Fouad ferma un œil, prit l’air pensif. « À Hâmidiyya. Rue Aknouli. »

Hâmidiyya. Le petit royaume de Reda Abou Adil. « Bon, et pourquoi Saïed pense-t-il que ça m’intéresserait ? »

Fouad haussa les épaules. « Il m’a pas dit. Et ça t’intéresse ? De voir ça, je veux dire ?

— Oui. Merci beaucoup, Fouad. Ça vaut bien un petit quelque chose.

— Vraiment ? Alors peut-être…

— Une autre fois, Fouad. » Je fis distraitement un geste de la main indiquant qu’il pouvait disposer. Je suppose qu’il saisit l’allusion, car je remarquai peu après qu’il s’était éclipsé. J’avais largement de quoi réfléchir. Était-ce une piste ? Paul Jawarski se planquait-il derrière l’une des plus sordides officines d’Abou Adil ? Ou bien était-ce encore un piège tendu par Saïed le demi-Hadj, qui ne pouvait pas savoir qu’il avait perdu ma confiance ?
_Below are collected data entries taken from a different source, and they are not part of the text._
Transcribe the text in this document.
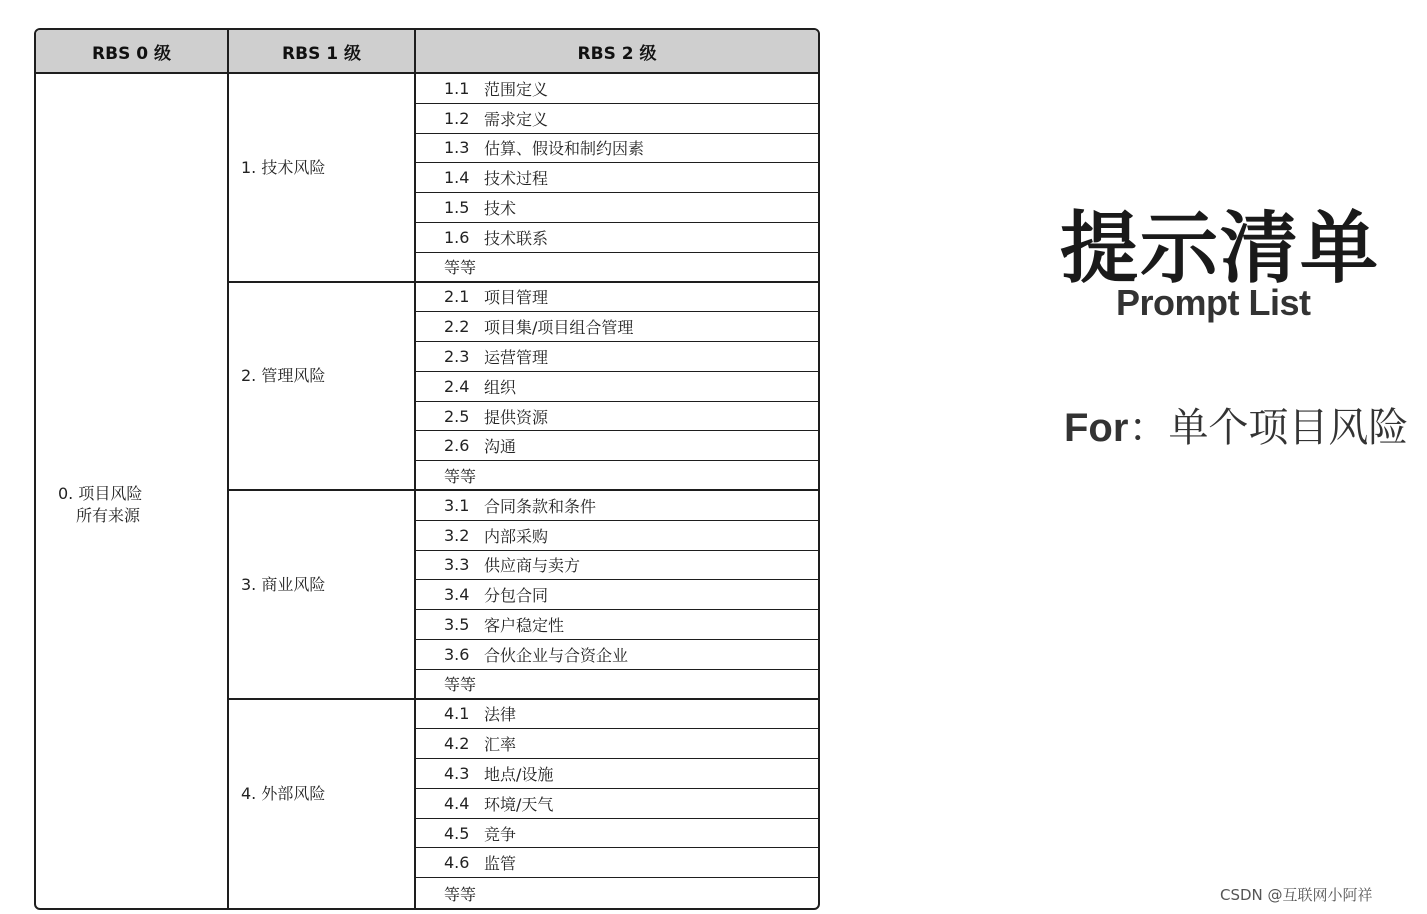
RBS 0 级	RBS 1 级	RBS 2 级
0. 项目风险
所有来源
1. 技术风险
1.1 范围定义
1.2 需求定义
1.3 估算、假设和制约因素
1.4 技术过程
1.5 技术
1.6 技术联系
等等
2. 管理风险
2.1 项目管理
2.2 项目集/项目组合管理
2.3 运营管理
2.4 组织
2.5 提供资源
2.6 沟通
等等
3. 商业风险
3.1 合同条款和条件
3.2 内部采购
3.3 供应商与卖方
3.4 分包合同
3.5 客户稳定性
3.6 合伙企业与合资企业
等等
4. 外部风险
4.1 法律
4.2 汇率
4.3 地点/设施
4.4 环境/天气
4.5 竞争
4.6 监管
等等
提示清单
Prompt List
For：单个项目风险
CSDN @互联网小阿祥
Je n’avais guère le choix. Piège ou pas piège, il allait falloir que je suive la piste. Mais pas tout de suite.

15.

J’attendis le lendemain matin avant d’enquêter sur le tuyau de Fouad. J’avais le sentiment déconcertant de tomber dans le panneau, mais en même temps j’étais conscient qu’il fallait bien vivre dangereusement. Ce n’était sûrement pas en recourant à des méthodes plus classiques que je mettrais la main sur Jawarski. Peut-être qu’en posant ma tête sur le billot j’allais pousser l’exécuteur à se démasquer.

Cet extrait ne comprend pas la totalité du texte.